The commands are in Chinese because that's the main developer's native language. LINE is a Japanese-language app but it doesn't care what language the commands are in.

Nutrition Goal Calculation

Nutrition calculation logic lives in familyService.ts. Eventually the recipe suggestion feature will warn: "Taro is allergic to shrimp" before recommending a dish.


Tricky Parts

TypeScript build errors are annoying in a low-key way

I'd forgotten to export getMessageContent from client.ts, which broke the build. TypeScript error messages are actually pretty helpful if you read them calmly. But there's still that moment of "how many more 'zero errors' do I have to see before this actually works?"

LINE image URLs are temporary

Images retrieved via getMessageContent() live on LINE's CDN as temporary URLs that expire.
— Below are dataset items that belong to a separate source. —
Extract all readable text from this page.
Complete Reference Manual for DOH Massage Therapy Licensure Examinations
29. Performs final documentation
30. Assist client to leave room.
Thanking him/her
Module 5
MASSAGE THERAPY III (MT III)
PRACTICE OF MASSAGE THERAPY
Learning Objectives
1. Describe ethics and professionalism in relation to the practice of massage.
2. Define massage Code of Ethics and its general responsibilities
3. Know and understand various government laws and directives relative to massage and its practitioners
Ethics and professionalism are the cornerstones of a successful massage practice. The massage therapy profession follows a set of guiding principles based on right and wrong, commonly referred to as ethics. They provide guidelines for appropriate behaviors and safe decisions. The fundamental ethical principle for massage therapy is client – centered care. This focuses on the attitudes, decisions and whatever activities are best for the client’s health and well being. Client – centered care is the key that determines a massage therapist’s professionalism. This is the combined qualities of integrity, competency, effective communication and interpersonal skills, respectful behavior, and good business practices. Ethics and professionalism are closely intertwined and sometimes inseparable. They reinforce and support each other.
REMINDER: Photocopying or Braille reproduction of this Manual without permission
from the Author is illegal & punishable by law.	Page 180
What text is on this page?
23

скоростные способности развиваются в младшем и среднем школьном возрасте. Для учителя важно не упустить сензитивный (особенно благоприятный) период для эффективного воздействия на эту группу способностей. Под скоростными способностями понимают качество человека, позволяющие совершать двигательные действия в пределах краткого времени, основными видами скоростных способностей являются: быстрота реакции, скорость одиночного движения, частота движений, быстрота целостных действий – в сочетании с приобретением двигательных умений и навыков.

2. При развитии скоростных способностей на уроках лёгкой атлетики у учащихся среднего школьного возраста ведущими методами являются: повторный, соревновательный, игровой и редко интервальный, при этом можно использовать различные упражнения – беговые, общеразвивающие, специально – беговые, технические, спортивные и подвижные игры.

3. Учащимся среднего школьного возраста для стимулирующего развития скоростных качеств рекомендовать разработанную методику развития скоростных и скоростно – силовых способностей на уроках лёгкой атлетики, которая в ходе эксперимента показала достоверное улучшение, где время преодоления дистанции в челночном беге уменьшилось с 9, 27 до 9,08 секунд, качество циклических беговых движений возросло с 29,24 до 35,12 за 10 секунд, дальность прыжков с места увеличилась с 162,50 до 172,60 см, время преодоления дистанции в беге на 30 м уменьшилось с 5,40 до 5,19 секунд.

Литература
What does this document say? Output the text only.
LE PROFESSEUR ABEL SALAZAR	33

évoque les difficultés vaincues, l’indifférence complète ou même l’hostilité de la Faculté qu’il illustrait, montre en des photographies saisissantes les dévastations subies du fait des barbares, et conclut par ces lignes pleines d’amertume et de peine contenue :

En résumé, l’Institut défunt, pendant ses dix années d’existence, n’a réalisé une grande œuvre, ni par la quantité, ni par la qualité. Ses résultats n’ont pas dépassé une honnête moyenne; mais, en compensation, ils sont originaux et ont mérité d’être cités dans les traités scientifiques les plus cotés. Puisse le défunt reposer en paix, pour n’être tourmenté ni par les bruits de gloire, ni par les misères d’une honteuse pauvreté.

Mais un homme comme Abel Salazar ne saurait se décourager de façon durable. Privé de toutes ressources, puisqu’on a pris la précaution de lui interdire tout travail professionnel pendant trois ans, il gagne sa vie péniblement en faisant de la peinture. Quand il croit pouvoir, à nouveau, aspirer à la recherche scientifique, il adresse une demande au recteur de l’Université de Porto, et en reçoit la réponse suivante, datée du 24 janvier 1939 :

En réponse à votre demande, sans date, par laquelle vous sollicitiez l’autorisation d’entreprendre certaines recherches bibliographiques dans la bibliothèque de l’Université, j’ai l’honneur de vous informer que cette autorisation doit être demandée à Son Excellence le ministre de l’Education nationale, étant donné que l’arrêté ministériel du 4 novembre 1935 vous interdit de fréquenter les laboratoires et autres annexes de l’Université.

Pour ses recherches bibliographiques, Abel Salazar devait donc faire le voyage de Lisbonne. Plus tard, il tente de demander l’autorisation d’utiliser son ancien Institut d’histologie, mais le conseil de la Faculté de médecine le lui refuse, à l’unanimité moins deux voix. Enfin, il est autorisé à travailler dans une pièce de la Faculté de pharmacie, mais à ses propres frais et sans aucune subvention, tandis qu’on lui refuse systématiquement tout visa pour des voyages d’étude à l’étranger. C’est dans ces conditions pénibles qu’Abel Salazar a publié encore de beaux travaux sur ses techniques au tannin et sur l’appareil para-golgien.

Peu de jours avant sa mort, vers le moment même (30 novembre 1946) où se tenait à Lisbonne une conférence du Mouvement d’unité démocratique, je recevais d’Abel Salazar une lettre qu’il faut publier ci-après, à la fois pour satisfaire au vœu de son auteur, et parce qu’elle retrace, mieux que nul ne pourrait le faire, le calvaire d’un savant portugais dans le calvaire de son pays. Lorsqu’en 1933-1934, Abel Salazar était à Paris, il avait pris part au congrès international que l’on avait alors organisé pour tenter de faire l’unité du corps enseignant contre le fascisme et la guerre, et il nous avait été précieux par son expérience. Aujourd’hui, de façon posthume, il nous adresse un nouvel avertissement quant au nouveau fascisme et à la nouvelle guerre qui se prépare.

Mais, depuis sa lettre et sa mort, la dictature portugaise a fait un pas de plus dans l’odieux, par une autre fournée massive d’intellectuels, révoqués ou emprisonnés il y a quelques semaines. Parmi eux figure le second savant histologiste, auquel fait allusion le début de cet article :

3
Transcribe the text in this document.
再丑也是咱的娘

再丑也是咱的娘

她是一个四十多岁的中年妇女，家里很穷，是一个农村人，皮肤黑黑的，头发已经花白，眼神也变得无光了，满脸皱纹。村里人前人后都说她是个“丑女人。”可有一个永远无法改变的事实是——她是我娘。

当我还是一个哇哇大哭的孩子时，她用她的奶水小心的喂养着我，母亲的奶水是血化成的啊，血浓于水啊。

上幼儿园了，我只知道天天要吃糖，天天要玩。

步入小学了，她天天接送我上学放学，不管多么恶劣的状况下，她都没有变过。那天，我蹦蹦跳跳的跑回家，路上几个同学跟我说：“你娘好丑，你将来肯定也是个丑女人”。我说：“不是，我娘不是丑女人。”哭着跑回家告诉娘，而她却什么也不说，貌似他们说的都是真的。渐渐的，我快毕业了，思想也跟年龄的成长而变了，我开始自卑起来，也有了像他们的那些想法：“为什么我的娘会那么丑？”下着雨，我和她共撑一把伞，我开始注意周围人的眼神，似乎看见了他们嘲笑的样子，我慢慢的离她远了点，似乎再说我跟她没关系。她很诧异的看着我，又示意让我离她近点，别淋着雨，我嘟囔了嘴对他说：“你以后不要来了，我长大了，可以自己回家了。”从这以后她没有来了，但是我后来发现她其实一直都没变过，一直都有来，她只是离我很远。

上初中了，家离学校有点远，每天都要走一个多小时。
You must fetch and process them immediately upon receipt.


Deployment Status (as of today)

  • Running on our VPS via PM2
  • Listening on port 3420
  • SQLite DB at /var/www/fridge-bot/fridge.db

Phase 2 remaining: Task 5 (recipe enhancement) → 6 (inventory) → 7 (shopping/budget) → 8 (notifications). Goal: finish Task 5 this week.


Summary

The "photo in, food registered" UX turned out to be surprisingly straightforward to implement with Claude Vision + LINE Webhooks. The key to quality is the explicit scenario prompt and a confirmation flow based on confidence score.

For family apps, it's all about whether people will actually use it. Making LINE the UI instead of building one from scratch was the right call.


This post is based on actual development session notes.